Once we recognize that food has a higher purpose, we can then redefine our relationship with it. Food is neither our friend nor our enemy. It is a tool God gave us to master. Food is our slave and we have to master it. We humans have to understand that God gave us dominion, which means we have charge over anything non-human, and that includes food. We can control, must control, food for our health and not allow food to control us. We are the lord of food, but in order for us to operate like we are lord requires that we submit our lordship to the lordship of our Master. He will tell us what to eat, when to eat, how much to eat, where to eat, and with whom to eat. He will tell us when our food program needs to change and how to change it. As we seek God to control this area of our life, our schedules, taste buds, emotions or boredom will have less influence over how we eat. Like with anything in life, God will direct our path regarding food.
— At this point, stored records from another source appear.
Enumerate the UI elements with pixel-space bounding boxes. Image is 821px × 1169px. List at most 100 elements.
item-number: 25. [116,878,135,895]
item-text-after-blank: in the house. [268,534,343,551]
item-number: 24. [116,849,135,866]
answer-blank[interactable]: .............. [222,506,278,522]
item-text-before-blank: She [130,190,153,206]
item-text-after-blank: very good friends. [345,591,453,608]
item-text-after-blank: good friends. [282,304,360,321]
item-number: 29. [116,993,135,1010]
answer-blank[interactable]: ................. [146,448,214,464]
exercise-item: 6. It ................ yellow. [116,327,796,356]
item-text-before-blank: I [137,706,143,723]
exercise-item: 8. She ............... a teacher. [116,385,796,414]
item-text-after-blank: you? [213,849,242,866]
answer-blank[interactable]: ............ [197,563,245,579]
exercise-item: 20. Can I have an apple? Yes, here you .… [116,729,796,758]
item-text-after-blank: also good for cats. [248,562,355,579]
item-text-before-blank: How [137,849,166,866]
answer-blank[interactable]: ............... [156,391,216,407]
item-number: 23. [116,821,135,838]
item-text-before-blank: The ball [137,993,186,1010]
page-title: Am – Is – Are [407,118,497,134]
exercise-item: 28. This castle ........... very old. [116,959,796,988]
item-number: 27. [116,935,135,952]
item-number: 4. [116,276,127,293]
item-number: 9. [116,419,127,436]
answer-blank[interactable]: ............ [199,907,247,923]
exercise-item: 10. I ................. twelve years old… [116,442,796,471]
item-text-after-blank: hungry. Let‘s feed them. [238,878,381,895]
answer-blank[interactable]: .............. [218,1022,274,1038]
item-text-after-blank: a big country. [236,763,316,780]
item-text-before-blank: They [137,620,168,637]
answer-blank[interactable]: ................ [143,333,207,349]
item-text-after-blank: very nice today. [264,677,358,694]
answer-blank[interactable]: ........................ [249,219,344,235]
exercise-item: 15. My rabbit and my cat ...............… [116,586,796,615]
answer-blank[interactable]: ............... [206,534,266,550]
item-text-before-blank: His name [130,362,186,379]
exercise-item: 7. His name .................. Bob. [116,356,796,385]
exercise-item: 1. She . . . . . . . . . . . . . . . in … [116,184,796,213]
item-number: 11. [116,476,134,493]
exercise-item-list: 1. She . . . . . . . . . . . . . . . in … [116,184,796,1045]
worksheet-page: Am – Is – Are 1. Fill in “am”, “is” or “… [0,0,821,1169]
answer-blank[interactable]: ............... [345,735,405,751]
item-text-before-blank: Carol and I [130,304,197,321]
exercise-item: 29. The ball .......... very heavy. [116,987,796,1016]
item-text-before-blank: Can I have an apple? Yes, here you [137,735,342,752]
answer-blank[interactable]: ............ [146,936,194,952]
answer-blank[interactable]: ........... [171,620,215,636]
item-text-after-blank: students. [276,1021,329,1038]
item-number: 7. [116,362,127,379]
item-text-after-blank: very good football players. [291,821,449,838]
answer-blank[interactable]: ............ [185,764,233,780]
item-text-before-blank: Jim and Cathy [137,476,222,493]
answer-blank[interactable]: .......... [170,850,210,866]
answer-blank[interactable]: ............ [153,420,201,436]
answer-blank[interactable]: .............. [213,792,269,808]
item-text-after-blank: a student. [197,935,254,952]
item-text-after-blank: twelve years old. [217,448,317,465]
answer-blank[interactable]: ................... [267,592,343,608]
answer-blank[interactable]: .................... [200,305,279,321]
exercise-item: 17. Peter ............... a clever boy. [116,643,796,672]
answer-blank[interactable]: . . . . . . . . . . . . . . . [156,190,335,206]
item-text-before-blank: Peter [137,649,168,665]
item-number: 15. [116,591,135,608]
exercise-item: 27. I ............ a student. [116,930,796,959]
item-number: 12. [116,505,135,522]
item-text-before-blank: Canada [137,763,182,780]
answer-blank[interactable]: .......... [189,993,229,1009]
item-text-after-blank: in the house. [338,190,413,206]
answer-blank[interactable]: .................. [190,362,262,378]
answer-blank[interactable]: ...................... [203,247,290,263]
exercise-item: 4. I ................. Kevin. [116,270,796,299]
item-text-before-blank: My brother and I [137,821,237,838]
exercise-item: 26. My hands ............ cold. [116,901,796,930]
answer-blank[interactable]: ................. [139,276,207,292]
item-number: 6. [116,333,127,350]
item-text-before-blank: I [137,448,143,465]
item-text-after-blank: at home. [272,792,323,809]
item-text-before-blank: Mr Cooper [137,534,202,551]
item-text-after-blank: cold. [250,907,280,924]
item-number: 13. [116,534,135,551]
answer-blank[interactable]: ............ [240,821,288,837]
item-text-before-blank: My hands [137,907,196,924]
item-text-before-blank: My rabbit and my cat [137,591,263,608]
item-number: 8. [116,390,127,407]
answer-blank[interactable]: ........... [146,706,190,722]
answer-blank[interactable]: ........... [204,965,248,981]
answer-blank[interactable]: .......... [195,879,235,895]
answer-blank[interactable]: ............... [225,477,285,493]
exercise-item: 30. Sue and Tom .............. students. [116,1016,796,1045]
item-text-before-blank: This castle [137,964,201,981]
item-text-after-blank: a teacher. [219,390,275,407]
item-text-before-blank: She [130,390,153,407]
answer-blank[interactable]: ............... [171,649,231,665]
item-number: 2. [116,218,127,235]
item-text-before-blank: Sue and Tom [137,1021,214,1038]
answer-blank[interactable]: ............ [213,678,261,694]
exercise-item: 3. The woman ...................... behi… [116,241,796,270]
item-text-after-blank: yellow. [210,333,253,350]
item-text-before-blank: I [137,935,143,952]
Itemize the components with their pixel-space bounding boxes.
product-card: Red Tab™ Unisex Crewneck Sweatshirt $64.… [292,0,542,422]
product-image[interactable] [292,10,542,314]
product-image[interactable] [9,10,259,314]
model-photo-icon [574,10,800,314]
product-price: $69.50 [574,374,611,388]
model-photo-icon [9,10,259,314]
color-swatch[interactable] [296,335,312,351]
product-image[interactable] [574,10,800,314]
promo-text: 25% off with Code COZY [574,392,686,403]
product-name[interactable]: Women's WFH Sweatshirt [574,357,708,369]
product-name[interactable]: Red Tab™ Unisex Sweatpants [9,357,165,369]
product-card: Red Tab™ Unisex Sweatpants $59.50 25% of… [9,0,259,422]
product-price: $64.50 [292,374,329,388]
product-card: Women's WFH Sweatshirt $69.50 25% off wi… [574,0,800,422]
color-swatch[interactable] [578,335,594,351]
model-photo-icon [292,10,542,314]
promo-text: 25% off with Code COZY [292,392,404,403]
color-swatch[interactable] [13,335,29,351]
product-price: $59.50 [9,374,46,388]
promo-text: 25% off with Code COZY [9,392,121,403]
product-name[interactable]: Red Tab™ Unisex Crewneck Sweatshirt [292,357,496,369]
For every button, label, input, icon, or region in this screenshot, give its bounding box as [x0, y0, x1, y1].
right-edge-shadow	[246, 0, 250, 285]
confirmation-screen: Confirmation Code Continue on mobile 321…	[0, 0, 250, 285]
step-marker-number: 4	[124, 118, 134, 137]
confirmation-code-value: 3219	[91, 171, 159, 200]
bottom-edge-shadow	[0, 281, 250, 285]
He wants us to have the best food for our bodies so our bodies work best in the body of Christ and for the Kingdom of God. Truly, having an ultimate working body for the body of Christ and God’s Kingdom is a higher purpose for food. I believe when we seek to grasp that food has a higher purpose than for pleasure, we will see an increase in service to our Lord, better attitudes about and while working with others, and an increase in the spirit of wisdom and revelation for our lives, the lives of others and God’s greater plans. And I believe that these are but a few of the divine impartations we will experience. With Jesus as Lord of ALL of our life, just imagine all the great wonders we will see.

How would you define your relationship to food? How do you believe you would be an increased benefit to the body of Christ and the Kingdom of God with Jesus being the ultimate Lord over food in your life?